Why Poor Ronaldinho Display vs. Chile Should Be His Last International Chance

Christopher AtkinsContributor IApril 25, 2013

LONDON, ENGLAND - FEBRUARY 06:  Ronaldinho of Brazil in action during the International friendly between England and Brazil at Wembley Stadium on February 6, 2013 in London, England.  (Photo by Mike Hewitt/Getty Images)
Mike Hewitt/Getty Images

Ronaldinho and his Atlético Mineiro side have enjoyed a fine start to the 2013 season, excelling in the Copa Libertadores to achieve straightforward qualification to the latter stages. Thus far, they have been wonderful to watch.

However, the long-haired former Barcelona magician has repeatedly failed to bring that form to the international stage. It is no longer a case of just an off-day here or there.

For all the difficulties of the Copa Libertadores, it offers a very different style of football to that at international level. Most away sides are content to sit back and merely hope not to concede, while the idea of pressing high up the pitch is practiced by just a small minority of teams.

For an old-fashioned No. 10, as Ronaldinho has become in his late career, it is heavenly. You are given time and space to pick your passes, and likewise to capitalise on the delivery of others.

As such, the likes of Riquelme, Juan Veron and Juninho Pernambucano have all been able continue playing at the highest level well into their 30s in recent years. That they would achieve anywhere near the same level of influence internationally is highly debatable.

Ronaldinho's last four international appearances have now gone as follows: Anonymous in victory over 10-man Ghana, similarly ineffective in defeat to England, reasonably good in victory over a domestic-based Bolivia side and now bypassed in a game against Chile's home-based talent.

It is a run of games that makes for far from pleasant reading.

Chile are very modern in their style, and have been since the Marcelo Bielsa era.

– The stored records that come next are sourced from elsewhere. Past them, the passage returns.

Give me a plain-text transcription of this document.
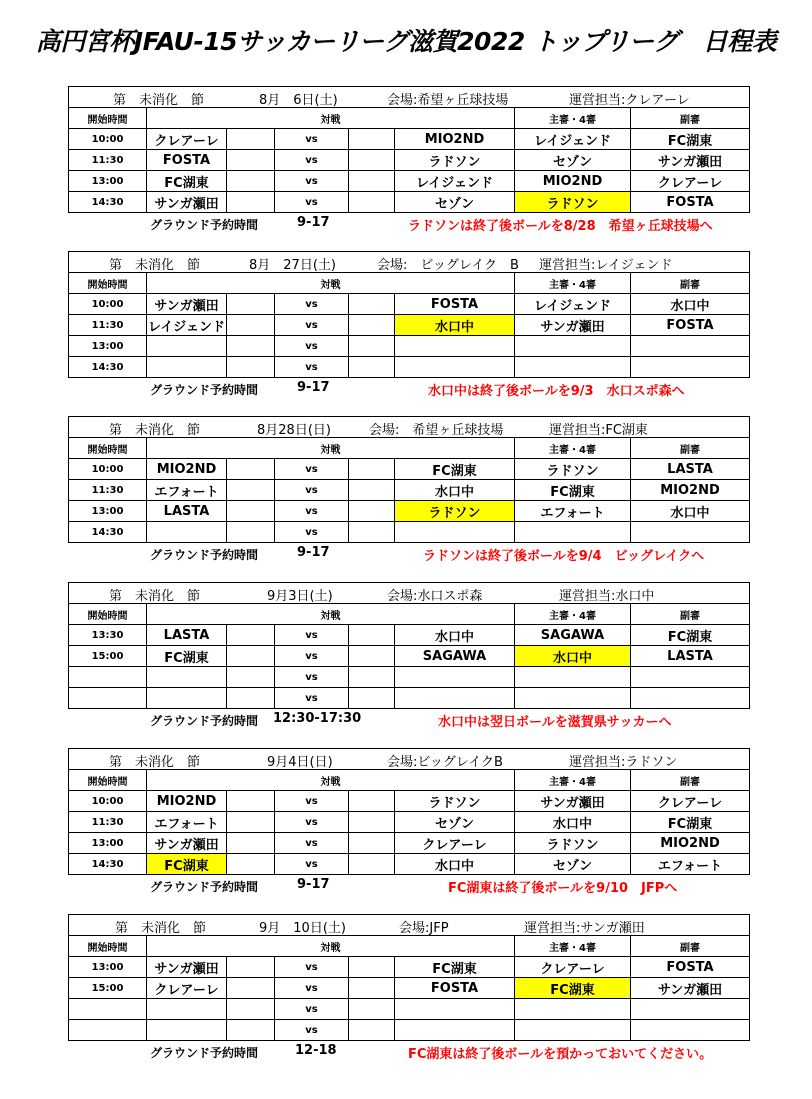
高円宮杯JFAU-15サッカーリーグ滋賀2022 トップリーグ　日程表
第　未消化　節 8月　6日(土) 会場:希望ヶ丘球技場 運営担当:クレアーレ							

開始時間	対戦					主審・4審	副審
10:00	クレアーレ		vs		MIO2ND	レイジェンド	FC湖東
11:30	FOSTA		vs		ラドソン	セゾン	サンガ瀬田
13:00	FC湖東		vs		レイジェンド	MIO2ND	クレアーレ
14:30	サンガ瀬田		vs		セゾン	ラドソン	FOSTA
グラウンド予約時間	9-17	ラドソンは終了後ボールを8/28　希望ヶ丘球技場へ
第　未消化　節 8月　27日(土) 会場:　ビッグレイク　B 運営担当:レイジェンド							

開始時間	対戦					主審・4審	副審
10:00	サンガ瀬田		vs		FOSTA	レイジェンド	水口中
11:30	レイジェンド		vs		水口中	サンガ瀬田	FOSTA
13:00			vs				
14:30			vs				
グラウンド予約時間	9-17	水口中は終了後ボールを9/3　水口スポ森へ
第　未消化　節 8月28日(日) 会場:　希望ヶ丘球技場 運営担当:FC湖東							

開始時間	対戦					主審・4審	副審
10:00	MIO2ND		vs		FC湖東	ラドソン	LASTA
11:30	エフォート		vs		水口中	FC湖東	MIO2ND
13:00	LASTA		vs		ラドソン	エフォート	水口中
14:30			vs				
グラウンド予約時間	9-17	ラドソンは終了後ボールを9/4　ビッグレイクへ
第　未消化　節 9月3日(土) 会場:水口スポ森 運営担当:水口中							

開始時間	対戦					主審・4審	副審
13:30	LASTA		vs		水口中	SAGAWA	FC湖東
15:00	FC湖東		vs		SAGAWA	水口中	LASTA
			vs				
			vs				
グラウンド予約時間 12:30-17:30	水口中は翌日ボールを滋賀県サッカーへ
第　未消化　節 9月4日(日) 会場:ビッグレイクB 運営担当:ラドソン							

開始時間	対戦					主審・4審	副審
10:00	MIO2ND		vs		ラドソン	サンガ瀬田	クレアーレ
11:30	エフォート		vs		セゾン	水口中	FC湖東
13:00	サンガ瀬田		vs		クレアーレ	ラドソン	MIO2ND
14:30	FC湖東		vs		水口中	セゾン	エフォート
グラウンド予約時間	9-17	FC湖東は終了後ボールを9/10　JFPへ
第　未消化　節 9月　10日(土) 会場:JFP 運営担当:サンガ瀬田							

開始時間	対戦					主審・4審	副審
13:00	サンガ瀬田		vs		FC湖東	クレアーレ	FOSTA
15:00	クレアーレ		vs		FOSTA	FC湖東	サンガ瀬田
			vs				
			vs				
グラウンド予約時間	12-18	FC湖東は終了後ボールを預かっておいてください。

Their high-intensity pressing game is as close to the top European nations as Brazil will find in South America. It severely hampered the Seleção on Wednesday night.

Ronaldinho was perhaps the most affected. While midfielders Paulinho and Ralf have had better games, they are not the players designated to supply creativity. Jadson had a good game from his position tucked in on the right, while Neymar should have scored more than his one goal.

That is not, of course, to say that Neymar played particularly well—he has had much better games. Indeed, he too must prove capable of upping his game when hurried by defenders. He does, though, have the movement and speed to break free on occasion.

For Ronaldinho, that luxury has long since gone.

There is a belief within the Brazil camp that either Ronaldinho or Kaka is needed to supply experience to the forward line. Both, though, have struggled to produce their best form for Brazil.

Kaka, who had a good spell last autumn against the likes of Iraq, Japan and China, is currently ahead in the pecking order. However, he too has struggled in more recent games with Colombia, England and Russia. A lack of minutes at club level, also, surely cannot help.

Based on actual contribution for Brazil, the simple truth is that neither are deserving of a place. Oscar far and away outperforms both for the Seleção, while the same could be said of Jadson over the past two domestic based fixtures.

While Scolari may not abandon the idea yet, he should at least be considering it.

Ronaldinho has been a truly phenomenal player, but he is not the same figure anymore. That he can still impress for Atlético Mineiro is a blessing for all those able to witness it, but the game in Brazil is very different to international football.

Brazilian football is very much stuck in a tactical mire, with the same few coaches repeating the same old tricks with a handful of top sides. Chile, conversely, have moved on, and are experiencing success with a far more limited talent pool and budget than Brazil has to offer.

A Brazilian club will no doubt win the Copa Libertadores, but that will be due to the quality of player they can afford more than any tactical innovation. Ronaldinho now belongs in that sphere. The international game, sadly, would appear to have moved on without him.